La Stampa, 25 giugno 2018
Quando lo spread vola non è colpa di chi specula
Non c’è una correlazione diretta tra le scommesse sul ribasso di Piazza Affari e l’aumento dello spread. Un dato che smonta gran parte della retorica sull’«attacco all’Italia» e sul «grande complotto» speculativo dei mercati contro il nostro Paese. Secondo i dati raccolti e elaborati da La Stampa, le scommesse al ribasso sono aumentate mentre lo spread calava, per poi diminuire tra 2015 e 2017, quando lo spread è tornato a salire. Questa tendenza si inverte però nel maggio scorso, quando crescono progressivamente le segnalazioni alla Consob di posizioni corte che raggiungono il picco il 18 del mese anticipando il balzo dello spread, che raggiunge l’apice il successivo 29 maggio.
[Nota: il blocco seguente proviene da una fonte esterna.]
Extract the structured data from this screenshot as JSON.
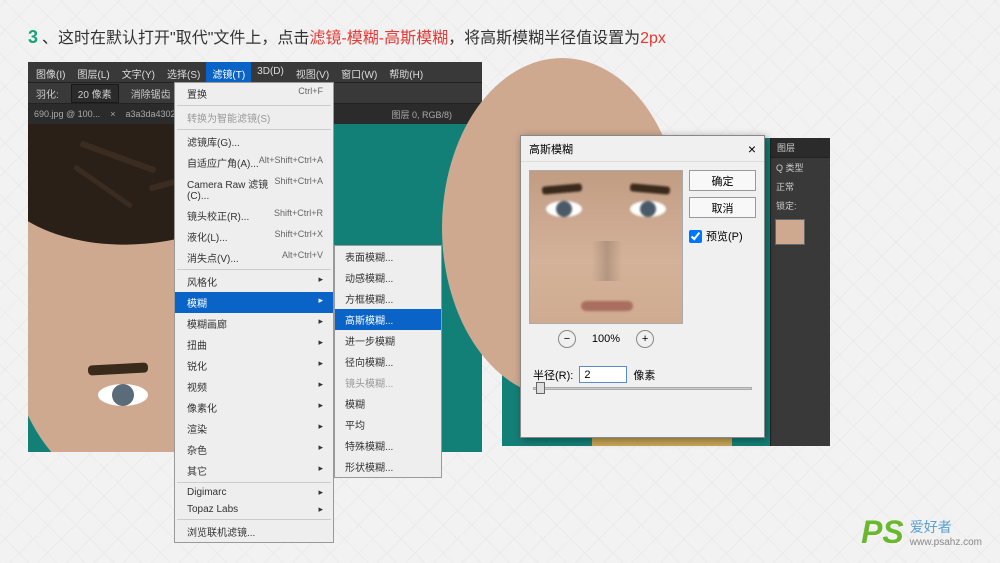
{
  "instruction": {
    "step": "3",
    "sep": "、",
    "t1": "这时在默认打开\"取代\"文件上，点击",
    "red": "滤镜-模糊-高斯模糊",
    "t2": "，将高斯模糊半径值设置为",
    "px": "2px"
  },
  "menubar": [
    "图像(I)",
    "图层(L)",
    "文字(Y)",
    "选择(S)",
    "滤镜(T)",
    "3D(D)",
    "视图(V)",
    "窗口(W)",
    "帮助(H)"
  ],
  "options": {
    "feather_label": "羽化:",
    "feather_val": "20 像素",
    "antialias": "消除锯齿"
  },
  "tabs": {
    "t1": "690.jpg @ 100...",
    "t2": "a3a3da43026a1...",
    "t3": "图层 0, RGB/8)"
  },
  "menu1": [
    {
      "label": "置换",
      "kb": "Ctrl+F"
    },
    {
      "label": "转换为智能滤镜(S)",
      "disabled": true
    },
    {
      "sep": true
    },
    {
      "label": "滤镜库(G)...",
      "arrow": false
    },
    {
      "label": "自适应广角(A)...",
      "kb": "Alt+Shift+Ctrl+A"
    },
    {
      "label": "Camera Raw 滤镜(C)...",
      "kb": "Shift+Ctrl+A"
    },
    {
      "label": "镜头校正(R)...",
      "kb": "Shift+Ctrl+R"
    },
    {
      "label": "液化(L)...",
      "kb": "Shift+Ctrl+X"
    },
    {
      "label": "消失点(V)...",
      "kb": "Alt+Ctrl+V"
    },
    {
      "sep": true
    },
    {
      "label": "风格化",
      "arrow": true
    },
    {
      "label": "模糊",
      "arrow": true,
      "hl": true
    },
    {
      "label": "模糊画廊",
      "arrow": true
    },
    {
      "label": "扭曲",
      "arrow": true
    },
    {
      "label": "锐化",
      "arrow": true
    },
    {
      "label": "视频",
      "arrow": true
    },
    {
      "label": "像素化",
      "arrow": true
    },
    {
      "label": "渲染",
      "arrow": true
    },
    {
      "label": "杂色",
      "arrow": true
    },
    {
      "label": "其它",
      "arrow": true
    },
    {
      "sep": true
    },
    {
      "label": "Digimarc",
      "arrow": true
    },
    {
      "label": "Topaz Labs",
      "arrow": true
    },
    {
      "sep": true
    },
    {
      "label": "浏览联机滤镜..."
    }
  ],
  "menu2": [
    {
      "label": "表面模糊..."
    },
    {
      "label": "动感模糊..."
    },
    {
      "label": "方框模糊..."
    },
    {
      "label": "高斯模糊...",
      "hl": true
    },
    {
      "label": "进一步模糊"
    },
    {
      "label": "径向模糊..."
    },
    {
      "label": "镜头模糊...",
      "disabled": true
    },
    {
      "label": "模糊"
    },
    {
      "label": "平均"
    },
    {
      "label": "特殊模糊..."
    },
    {
      "label": "形状模糊..."
    }
  ],
  "dialog": {
    "title": "高斯模糊",
    "ok": "确定",
    "cancel": "取消",
    "preview": "预览(P)",
    "zoom": "100%",
    "radius_label": "半径(R):",
    "radius_val": "2",
    "unit": "像素"
  },
  "layers": {
    "tab": "图层",
    "kind": "Q 类型",
    "mode": "正常",
    "lock": "锁定:"
  },
  "watermark": {
    "ps": "PS",
    "cn": "爱好者",
    "url": "www.psahz.com"
  }
}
È il risultato più evidente di un’inchiesta condotta incrociando i dati di Consob e Borsa Italiana con le variazioni quotidiane dello spread dal 2012 in avanti.
Attacco e debolezza
Una tendenza generale opposta alle teorie che vorrebbero la speculazione al ribasso tra le cause dell’aumento dello spread. Almeno fino a maggio, quando l’incertezza politica seguita alle elezioni ha portato un numero crescente di hedge fund, in prevalenza inglesi e americani, a scommettere sul ribasso di Piazza Affari, che aveva toccato i suoi massimi storici proprio a ridosso della tornata elettorale. Anticipando – e in qualche misura favorendo – la crescita dello spread e il calo dei prezzi dei Btp.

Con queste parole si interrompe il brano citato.